U.S. & U.K. Conceal Intelligence Failures Before 9/11
Davis said that in 1998 the FBI seized upon an opportunity to eavesdrop on every landline and telephone call into and out of Afghanistan in a bid to build intelligence on the Taliban. The Bureau discovered that the Taliban regime had awarded a major telephone network contract to a joint US-UK venture, run by an American entrepreneur, Ehsanollah Bayat and two British businessmen, Stuart Bentham and Lord Michael Cecil.
“The plan was simple” Davis said. “Because the Taliban wanted American equipment for their new phone network, this would allow the FBI and NSA, the National Security Agency, to build extra circuits into all the equipment before it was flown out to Afghanistan for use. Once installed, these extra circuits would allow the FBI and NSA to record or listen live to every single landline and mobile phone call in Afghanistan.

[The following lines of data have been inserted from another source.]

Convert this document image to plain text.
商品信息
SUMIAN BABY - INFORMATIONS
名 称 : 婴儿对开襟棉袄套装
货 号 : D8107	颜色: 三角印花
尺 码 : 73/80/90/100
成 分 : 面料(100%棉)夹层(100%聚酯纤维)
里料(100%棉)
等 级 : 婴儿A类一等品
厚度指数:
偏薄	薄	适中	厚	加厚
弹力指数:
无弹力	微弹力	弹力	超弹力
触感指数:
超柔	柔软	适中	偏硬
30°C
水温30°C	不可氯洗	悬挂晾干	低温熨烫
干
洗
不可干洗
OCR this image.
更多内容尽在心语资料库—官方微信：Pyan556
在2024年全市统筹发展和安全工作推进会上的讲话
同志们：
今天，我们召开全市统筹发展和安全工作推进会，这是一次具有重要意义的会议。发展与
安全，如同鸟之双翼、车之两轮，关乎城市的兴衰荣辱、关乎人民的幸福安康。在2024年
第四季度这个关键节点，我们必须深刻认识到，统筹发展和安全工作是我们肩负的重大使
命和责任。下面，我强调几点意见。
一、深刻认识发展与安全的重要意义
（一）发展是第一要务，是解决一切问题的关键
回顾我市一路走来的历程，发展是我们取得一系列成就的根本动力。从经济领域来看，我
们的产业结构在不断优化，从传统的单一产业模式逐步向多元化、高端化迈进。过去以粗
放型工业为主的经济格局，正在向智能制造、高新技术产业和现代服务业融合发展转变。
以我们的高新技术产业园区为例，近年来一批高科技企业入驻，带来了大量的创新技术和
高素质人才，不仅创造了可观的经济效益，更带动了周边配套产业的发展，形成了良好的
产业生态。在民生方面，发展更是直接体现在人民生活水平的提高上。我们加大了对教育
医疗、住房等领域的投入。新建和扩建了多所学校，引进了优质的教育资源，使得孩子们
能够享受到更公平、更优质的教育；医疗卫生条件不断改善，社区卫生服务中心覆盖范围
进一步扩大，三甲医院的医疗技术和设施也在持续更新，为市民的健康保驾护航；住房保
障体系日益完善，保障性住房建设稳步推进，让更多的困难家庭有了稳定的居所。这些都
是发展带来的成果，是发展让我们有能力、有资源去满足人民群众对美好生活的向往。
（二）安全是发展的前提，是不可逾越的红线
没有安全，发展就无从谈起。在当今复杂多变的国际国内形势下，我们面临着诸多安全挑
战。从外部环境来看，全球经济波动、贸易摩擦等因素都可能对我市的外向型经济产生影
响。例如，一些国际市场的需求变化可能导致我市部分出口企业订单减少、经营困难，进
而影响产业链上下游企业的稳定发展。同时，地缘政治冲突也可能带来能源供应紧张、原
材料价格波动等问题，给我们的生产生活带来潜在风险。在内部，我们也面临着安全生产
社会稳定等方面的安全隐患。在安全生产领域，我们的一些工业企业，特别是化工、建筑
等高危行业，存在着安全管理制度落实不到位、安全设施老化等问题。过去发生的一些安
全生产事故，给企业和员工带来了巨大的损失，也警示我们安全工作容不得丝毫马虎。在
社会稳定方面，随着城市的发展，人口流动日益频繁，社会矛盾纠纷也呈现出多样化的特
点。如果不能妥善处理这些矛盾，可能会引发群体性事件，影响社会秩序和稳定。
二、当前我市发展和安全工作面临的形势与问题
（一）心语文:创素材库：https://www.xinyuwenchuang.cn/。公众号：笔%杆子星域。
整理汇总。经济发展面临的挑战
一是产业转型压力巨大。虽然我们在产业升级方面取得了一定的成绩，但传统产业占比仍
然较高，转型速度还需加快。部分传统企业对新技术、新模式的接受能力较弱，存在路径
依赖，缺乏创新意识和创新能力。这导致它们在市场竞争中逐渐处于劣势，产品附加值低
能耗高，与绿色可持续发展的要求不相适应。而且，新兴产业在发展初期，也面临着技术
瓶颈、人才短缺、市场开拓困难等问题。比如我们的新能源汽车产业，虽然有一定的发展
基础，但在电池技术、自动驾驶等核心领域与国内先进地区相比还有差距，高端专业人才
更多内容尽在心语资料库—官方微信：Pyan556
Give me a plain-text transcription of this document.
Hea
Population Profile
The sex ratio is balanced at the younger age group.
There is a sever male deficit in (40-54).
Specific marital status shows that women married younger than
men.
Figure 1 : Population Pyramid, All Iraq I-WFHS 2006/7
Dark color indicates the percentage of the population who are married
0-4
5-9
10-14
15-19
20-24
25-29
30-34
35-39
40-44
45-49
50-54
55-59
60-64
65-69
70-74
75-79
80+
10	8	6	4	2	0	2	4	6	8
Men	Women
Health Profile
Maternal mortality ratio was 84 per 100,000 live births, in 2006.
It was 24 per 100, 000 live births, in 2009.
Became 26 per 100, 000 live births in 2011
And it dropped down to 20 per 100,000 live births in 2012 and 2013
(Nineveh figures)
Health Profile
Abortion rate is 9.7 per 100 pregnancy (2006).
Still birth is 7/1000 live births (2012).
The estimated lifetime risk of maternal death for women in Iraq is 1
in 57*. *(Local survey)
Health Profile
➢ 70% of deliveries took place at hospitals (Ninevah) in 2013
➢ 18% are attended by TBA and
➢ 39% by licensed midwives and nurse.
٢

The FBI would know the time the call was made and its duration. They would know the caller’s name, the number dialled, and even the caller’s PIN.”
But the plan, Operation Foxden, was delayed by a turf war, during which “the FBI and the CIA spent more than a year fighting over who should be in charge”, he said.
The operation was eventually given the green light on 8 September 2001 – three days before the al-Qaida attacks. “A huge opportunity was missed,” Davis said.